Y con un único rasguido de cuerdas, un resplandor iluminó el sótano cegando a Ana, que volvió a caer al piso, molesta por haberse caído otra vez a causa de las explosiones tontas de semejante ser. Cuando la luz desapareció, se encontraba sola en el sótano. No había rastro ni del genio, ni de su libro, ni de su arpa de oro. Sin embargo, Ana comprobó con satisfacción que los ruidos molestos habían acabado. No se escuchaba ninguna voz, ninguna conversación... nada, nada, todo era tal y como antes. Ana sonrió de oreja a oreja y gritó:
-¡Entonces sí es un genio de verdad! ¿Pero en dónde se metió?
Y lo buscó en el sótano, en el jardín, en el zaguán, en la sala, en la cocina, hasta en el despacho de mamá, a la que le preguntó si había visto un libro negro con inscripciones moradas.

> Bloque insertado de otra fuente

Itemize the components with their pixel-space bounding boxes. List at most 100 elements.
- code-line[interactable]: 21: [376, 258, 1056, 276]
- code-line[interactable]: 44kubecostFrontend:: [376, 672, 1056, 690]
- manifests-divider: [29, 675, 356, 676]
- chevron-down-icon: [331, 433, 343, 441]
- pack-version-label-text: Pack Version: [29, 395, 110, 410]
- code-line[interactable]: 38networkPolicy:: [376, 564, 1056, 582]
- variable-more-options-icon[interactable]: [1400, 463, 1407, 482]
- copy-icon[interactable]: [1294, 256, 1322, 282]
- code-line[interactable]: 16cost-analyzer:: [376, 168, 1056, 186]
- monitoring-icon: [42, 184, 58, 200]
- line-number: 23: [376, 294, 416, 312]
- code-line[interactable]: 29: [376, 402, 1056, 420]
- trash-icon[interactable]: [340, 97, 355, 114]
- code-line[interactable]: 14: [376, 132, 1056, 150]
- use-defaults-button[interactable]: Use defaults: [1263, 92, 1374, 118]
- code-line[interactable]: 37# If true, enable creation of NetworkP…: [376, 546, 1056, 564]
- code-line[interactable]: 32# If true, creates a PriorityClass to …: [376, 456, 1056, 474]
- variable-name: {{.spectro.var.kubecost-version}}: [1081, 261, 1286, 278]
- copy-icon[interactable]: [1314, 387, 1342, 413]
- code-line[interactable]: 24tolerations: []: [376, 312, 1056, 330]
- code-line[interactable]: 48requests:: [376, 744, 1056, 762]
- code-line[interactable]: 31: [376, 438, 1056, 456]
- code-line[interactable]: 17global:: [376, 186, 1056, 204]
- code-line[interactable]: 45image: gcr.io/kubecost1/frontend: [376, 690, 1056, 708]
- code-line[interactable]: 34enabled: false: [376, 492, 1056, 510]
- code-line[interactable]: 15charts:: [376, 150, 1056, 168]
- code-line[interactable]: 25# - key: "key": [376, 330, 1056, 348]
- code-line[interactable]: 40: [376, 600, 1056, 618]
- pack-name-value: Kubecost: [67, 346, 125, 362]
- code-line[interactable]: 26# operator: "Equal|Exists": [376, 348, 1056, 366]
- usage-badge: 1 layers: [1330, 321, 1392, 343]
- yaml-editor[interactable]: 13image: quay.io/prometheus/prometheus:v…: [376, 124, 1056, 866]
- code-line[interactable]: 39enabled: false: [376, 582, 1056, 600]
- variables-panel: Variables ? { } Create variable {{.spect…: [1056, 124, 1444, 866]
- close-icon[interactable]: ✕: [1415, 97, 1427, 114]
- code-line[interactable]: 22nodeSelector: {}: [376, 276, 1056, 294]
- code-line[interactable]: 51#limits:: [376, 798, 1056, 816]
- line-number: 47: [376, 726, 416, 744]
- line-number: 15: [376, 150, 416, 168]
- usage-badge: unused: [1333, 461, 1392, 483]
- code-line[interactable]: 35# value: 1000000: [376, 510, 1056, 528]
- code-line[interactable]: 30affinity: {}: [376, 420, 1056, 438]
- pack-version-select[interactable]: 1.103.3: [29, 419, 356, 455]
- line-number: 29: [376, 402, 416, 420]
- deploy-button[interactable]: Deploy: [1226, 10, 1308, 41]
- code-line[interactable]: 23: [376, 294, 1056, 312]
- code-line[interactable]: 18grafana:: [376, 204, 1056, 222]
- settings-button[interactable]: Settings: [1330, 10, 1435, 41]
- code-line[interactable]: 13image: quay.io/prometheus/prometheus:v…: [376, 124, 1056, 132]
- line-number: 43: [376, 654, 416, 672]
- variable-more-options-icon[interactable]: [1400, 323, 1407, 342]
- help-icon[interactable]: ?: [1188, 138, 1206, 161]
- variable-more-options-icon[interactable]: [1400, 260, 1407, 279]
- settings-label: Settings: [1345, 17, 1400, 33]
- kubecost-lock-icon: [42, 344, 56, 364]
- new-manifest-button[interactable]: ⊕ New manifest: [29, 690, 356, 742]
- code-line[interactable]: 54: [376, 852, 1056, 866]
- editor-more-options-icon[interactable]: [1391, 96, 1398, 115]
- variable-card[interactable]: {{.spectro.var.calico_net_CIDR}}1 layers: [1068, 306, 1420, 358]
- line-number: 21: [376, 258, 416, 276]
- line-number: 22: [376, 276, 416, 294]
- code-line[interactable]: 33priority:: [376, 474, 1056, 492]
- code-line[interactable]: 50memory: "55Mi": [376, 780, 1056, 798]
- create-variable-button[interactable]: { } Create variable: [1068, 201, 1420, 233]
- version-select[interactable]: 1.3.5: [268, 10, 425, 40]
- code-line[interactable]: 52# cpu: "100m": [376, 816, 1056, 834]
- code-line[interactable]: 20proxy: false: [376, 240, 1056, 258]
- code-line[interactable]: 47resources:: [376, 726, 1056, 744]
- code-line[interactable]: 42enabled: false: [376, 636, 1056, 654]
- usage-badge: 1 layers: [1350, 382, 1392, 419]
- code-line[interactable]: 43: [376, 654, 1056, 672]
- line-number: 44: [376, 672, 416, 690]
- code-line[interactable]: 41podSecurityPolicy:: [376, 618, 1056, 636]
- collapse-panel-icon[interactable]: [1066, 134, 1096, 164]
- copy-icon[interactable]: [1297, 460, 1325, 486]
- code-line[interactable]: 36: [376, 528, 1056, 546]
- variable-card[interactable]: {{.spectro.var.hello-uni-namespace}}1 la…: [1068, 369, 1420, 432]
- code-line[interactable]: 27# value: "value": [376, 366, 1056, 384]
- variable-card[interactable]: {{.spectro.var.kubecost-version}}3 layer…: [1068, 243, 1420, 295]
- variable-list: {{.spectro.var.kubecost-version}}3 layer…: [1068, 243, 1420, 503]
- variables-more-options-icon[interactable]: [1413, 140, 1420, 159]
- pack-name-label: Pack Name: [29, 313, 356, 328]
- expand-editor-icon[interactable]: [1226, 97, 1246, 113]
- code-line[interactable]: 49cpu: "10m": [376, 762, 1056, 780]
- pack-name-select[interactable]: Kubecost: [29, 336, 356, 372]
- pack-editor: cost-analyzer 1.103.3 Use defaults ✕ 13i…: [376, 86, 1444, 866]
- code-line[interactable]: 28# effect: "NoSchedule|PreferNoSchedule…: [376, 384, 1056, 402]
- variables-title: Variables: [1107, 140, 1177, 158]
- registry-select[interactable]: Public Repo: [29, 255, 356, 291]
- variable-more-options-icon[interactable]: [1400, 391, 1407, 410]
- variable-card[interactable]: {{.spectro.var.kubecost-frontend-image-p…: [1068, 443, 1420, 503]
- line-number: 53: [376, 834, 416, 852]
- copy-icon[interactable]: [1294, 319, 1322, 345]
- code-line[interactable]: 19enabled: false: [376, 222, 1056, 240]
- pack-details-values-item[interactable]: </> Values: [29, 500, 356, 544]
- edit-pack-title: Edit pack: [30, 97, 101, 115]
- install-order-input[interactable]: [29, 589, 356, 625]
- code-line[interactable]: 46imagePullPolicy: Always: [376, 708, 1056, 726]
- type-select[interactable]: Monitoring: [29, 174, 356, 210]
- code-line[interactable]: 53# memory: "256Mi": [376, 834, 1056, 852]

Su mamá abrió un cajón de su escritorio, agarró un diccionario de tapas negras que tenía y sin apartar la vista de su computadora, se lo entregó a Ana.
-Toma -le dijo.
Cuando, minutos más tarde, se tiró en el sofá, exhausta de buscar, abrió el diccionario en un página al azar y fingió que leía con una voz exagerada:
-Significado de idiota: dícese de todas las personas del mundo excepto Anabelle.